The Senate, the less carbon pipeline skeptical of the two chambers, advanced House Bill 201 Wednesday by a vote of 23 to 11.

That margin was one vote short of the two-thirds required to pass the bill with an emergency clause attached. But that ultimately didn’t slow down its passage, prime sponsor Casey Crabtree immediately moved to strip the emergency clause out of the bill, allowing it to pass with a simple majority. It received the same vote as before.

In lieu of individual county setback ordinances, the bill lays out a new set of safety standards and setback regulations. Proponents argue that having one set of statewide standards provides regulatory certainty to businesses.

“This gives money to farmers and counties, not out-of-state trial lawyers and environmental activists.” said the Majority Leader from Madison, referring to recently added provisions in the bill which would require carbon pipeline companies to pay counties a rate based on the amount of pipeline that passes through the county. “This is a compromise, and that means not everyone will be happy.”

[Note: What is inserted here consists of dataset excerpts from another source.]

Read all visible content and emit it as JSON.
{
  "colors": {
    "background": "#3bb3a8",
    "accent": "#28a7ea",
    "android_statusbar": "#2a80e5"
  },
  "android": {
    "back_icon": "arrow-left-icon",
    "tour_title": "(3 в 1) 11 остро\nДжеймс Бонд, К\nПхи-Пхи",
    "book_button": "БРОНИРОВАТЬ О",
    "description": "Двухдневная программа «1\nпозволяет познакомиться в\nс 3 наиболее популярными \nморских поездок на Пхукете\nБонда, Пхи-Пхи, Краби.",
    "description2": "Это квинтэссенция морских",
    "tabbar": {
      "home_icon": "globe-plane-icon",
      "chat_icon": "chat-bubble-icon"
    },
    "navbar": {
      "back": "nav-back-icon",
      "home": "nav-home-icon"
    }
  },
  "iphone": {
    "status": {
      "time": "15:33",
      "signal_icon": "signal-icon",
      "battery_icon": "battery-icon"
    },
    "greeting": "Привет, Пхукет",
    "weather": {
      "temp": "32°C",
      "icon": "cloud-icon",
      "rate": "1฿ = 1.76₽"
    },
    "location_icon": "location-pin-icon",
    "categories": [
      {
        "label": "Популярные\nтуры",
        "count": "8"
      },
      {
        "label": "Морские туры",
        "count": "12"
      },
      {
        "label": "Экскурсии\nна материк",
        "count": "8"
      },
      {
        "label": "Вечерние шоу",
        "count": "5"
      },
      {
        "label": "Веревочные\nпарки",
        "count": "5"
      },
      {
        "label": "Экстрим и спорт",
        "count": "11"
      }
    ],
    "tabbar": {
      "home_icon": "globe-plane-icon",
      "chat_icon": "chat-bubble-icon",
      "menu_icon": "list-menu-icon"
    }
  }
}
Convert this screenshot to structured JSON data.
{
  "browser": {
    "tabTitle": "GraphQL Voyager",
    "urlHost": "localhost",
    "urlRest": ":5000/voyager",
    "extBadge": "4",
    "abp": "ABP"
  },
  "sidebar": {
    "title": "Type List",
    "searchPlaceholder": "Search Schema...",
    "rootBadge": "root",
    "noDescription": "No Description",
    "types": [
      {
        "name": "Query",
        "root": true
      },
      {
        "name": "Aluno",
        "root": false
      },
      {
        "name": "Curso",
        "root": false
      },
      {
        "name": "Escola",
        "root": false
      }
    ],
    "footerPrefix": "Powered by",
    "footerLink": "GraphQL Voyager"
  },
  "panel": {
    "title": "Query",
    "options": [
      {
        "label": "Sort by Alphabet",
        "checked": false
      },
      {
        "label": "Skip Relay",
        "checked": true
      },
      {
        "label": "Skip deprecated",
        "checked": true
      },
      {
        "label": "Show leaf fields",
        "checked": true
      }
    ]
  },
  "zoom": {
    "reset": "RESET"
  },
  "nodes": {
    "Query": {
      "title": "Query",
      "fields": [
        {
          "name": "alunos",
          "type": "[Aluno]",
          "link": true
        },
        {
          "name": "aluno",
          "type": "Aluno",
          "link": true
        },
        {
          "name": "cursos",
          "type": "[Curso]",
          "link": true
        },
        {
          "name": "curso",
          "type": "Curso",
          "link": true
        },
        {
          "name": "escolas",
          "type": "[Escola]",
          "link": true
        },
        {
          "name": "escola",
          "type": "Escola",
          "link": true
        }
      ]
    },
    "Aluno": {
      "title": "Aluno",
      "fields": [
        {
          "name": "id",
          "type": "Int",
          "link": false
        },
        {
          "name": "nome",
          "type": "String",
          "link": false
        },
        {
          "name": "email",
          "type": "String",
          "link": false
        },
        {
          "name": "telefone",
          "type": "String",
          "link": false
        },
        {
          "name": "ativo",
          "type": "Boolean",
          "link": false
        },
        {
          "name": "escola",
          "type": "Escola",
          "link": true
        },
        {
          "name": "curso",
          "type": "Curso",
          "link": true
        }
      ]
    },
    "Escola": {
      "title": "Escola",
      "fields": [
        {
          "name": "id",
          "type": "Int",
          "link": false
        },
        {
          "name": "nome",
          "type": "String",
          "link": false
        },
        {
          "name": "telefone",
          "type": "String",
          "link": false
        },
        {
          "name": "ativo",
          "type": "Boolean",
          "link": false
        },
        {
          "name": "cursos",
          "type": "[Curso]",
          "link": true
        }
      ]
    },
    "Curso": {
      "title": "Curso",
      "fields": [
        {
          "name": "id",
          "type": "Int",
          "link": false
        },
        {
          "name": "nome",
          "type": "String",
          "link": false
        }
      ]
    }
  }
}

Though legislative leadership has touted the bill as a part of a compromise package intended to assuage concerns of both pro- and anti- pipeline activists, it hasn’t moved the needle with essentially any of the staunchest opponents to building a carbon capture pipeline in eastern South Dakota.

“This would forever prohibit local rules regarding routing or setback distances or zoning permits,” said Sen. Tom Pischke of Dell Rapids. “It would entirely preempt all local laws and ordinances where citizens and communities voiced their opinions, and local governments did their job and passed land use ordinances.”

The Senate has been, on average, far more friendly to carbon capture pipelines than the chamber across the Rotunda over the last two years. In 2023, a bevy of bills that would have stifled, or effectively halted plans to build Summit Carbon Solutions’ pipeline passed through the House, only to meet a quick demise in the Senate.

However, the House’s anti-carbon pipeline sentiment has been toned down this year. This week, that body failed to pass a bill that would have prevented companies looking to build a carbon capture pipeline, like Summit, from being able to utilize eminent domain to do so. It was a nearly identical to a piece of legislation that the same body passed the year prior. Similarly, the House has knocked down several other pieces of legislation brought in 2024 by pipeline-skeptical lawmakers, that Summit said would ultimately hurt the project.

Still, SB 201 has been identified by opponents as the one piece of legislation over two years of efforts that could ultimately determine whether Summit’s project is able to move forward at all. And they plan to react to it as such.

“Having the ability for people to weigh in on a local level is critical to a stable and strong system,” Rep. Karla Lems told The Dakota Scout. “This bill threatens that for all of our communities.”